Foot (Contact) Dermatitis




For many people the one and only problem they have with their feet is dermatitis, an inflammation of the skin which often presents as discoloured patches that itch. Little relief is found with astringents and antifungal treatments and hence the patient rocks up to their GP or podiatrist. There are several causes but by far the most common would be contact dermatitis. Did you know in the shoe there are many chemicals which are likely to cause irritation to some people’s skin? Socks are also a source of potential irritation because of industrial dyes that are used. Recent research findings from the Occupational Dermatology Research and Education Centre, Melbourne, Victoria, Australia confirm this. They studied a population of sock wearers, noted those suffering from foot dermatitis and discovered a highly significant association between the presence of foot dermatitis and socks which contained Basic Red 46, a colouring agent frequently added to dark-coloured acrylic and/or acrylic blend socks.

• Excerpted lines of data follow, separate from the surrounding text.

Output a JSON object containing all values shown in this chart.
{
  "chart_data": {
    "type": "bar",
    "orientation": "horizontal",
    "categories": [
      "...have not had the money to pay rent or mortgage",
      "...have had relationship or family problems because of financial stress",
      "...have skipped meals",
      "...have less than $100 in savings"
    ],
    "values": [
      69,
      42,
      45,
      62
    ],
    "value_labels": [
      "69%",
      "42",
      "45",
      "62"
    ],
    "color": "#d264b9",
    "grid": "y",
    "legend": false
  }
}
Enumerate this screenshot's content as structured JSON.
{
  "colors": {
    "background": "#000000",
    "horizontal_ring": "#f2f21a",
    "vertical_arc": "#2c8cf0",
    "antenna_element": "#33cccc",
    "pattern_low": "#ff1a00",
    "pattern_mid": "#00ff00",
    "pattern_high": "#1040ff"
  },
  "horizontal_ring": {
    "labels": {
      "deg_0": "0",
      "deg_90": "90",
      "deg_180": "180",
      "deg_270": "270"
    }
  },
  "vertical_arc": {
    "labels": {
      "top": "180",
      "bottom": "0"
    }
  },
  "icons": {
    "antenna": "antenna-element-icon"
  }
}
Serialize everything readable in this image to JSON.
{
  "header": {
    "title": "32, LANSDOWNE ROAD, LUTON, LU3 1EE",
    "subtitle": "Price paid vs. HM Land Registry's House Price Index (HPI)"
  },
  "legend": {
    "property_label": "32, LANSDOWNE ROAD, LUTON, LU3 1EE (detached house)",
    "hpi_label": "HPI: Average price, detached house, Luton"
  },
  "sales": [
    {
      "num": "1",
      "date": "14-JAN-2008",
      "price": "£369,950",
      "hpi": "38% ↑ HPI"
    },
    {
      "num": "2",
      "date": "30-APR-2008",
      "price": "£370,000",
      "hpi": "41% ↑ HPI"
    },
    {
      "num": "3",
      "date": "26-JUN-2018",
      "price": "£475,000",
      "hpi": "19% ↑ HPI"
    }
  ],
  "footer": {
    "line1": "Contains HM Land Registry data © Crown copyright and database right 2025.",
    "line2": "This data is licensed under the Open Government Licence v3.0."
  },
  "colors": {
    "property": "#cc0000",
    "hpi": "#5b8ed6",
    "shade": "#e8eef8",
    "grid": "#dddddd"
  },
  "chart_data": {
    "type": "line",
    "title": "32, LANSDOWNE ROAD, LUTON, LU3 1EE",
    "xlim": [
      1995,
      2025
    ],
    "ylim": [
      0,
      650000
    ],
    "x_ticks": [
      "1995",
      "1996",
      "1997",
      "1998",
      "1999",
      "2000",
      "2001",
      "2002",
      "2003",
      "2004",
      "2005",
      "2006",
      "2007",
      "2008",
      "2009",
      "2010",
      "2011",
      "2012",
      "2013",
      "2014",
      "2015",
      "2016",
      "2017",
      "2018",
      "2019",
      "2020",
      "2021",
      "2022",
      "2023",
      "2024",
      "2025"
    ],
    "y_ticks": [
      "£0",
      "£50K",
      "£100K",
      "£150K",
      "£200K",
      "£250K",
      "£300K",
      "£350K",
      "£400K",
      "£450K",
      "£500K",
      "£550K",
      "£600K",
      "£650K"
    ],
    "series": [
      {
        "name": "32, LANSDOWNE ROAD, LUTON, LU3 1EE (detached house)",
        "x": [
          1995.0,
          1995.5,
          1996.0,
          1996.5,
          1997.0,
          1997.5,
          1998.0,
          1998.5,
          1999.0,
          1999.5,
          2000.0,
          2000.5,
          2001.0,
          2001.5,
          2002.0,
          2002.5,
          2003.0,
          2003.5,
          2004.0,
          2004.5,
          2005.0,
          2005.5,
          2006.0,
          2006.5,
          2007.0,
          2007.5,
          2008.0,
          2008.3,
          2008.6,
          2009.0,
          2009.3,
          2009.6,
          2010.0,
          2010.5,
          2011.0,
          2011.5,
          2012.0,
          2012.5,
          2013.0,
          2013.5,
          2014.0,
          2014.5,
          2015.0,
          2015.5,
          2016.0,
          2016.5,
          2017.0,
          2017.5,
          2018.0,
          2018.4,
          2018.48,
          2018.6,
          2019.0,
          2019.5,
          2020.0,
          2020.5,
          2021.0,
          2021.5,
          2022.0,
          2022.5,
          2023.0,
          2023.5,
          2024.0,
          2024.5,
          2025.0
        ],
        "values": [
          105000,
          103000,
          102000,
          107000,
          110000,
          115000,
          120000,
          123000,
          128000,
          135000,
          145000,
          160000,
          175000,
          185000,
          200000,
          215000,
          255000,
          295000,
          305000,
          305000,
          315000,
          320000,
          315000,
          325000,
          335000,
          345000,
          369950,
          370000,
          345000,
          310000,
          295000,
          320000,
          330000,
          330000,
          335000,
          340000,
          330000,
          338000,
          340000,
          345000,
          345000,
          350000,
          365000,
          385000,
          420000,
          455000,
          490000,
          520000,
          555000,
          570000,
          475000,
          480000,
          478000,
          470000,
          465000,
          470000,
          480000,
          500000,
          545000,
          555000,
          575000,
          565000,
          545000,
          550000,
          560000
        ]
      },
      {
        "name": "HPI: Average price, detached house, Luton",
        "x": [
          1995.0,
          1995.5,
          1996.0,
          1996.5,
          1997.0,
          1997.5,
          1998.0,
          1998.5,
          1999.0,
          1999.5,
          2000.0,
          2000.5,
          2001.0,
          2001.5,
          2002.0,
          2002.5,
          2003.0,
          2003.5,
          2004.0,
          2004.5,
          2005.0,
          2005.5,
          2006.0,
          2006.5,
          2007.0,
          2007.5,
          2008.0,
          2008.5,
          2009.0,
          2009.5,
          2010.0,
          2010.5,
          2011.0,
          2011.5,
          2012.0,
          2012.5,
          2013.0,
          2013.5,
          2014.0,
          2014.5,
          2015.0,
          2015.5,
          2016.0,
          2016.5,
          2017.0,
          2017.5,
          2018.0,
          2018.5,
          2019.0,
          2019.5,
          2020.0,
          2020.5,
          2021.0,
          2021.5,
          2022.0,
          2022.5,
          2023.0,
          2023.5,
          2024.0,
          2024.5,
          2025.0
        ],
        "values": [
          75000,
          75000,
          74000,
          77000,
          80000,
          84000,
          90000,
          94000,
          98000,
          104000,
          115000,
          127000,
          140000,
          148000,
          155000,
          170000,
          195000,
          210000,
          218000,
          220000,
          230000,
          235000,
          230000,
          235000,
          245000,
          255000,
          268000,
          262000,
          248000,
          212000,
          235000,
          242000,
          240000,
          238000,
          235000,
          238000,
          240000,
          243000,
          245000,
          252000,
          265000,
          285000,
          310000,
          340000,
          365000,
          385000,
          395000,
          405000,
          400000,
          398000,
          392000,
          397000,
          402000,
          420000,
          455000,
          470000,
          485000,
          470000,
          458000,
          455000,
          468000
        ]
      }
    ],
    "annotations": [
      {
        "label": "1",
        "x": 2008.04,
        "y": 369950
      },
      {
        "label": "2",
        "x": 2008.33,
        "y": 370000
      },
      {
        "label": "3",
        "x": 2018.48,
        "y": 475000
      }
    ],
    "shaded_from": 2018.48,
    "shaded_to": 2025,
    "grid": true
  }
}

The Basic Red 46 patch test reaction was noted in 555 patients from a patch test clinic population. The prevalence of positive patch test reactions to Basic Red 46 was 1.2%. When the socks were withdrawn from those who tested positive the symptoms improved in 70% of the subjects. The authors suggest to GPs and Podiatrists than when patients with foot dermatitis report they should be routinely patch tested for textile dyes.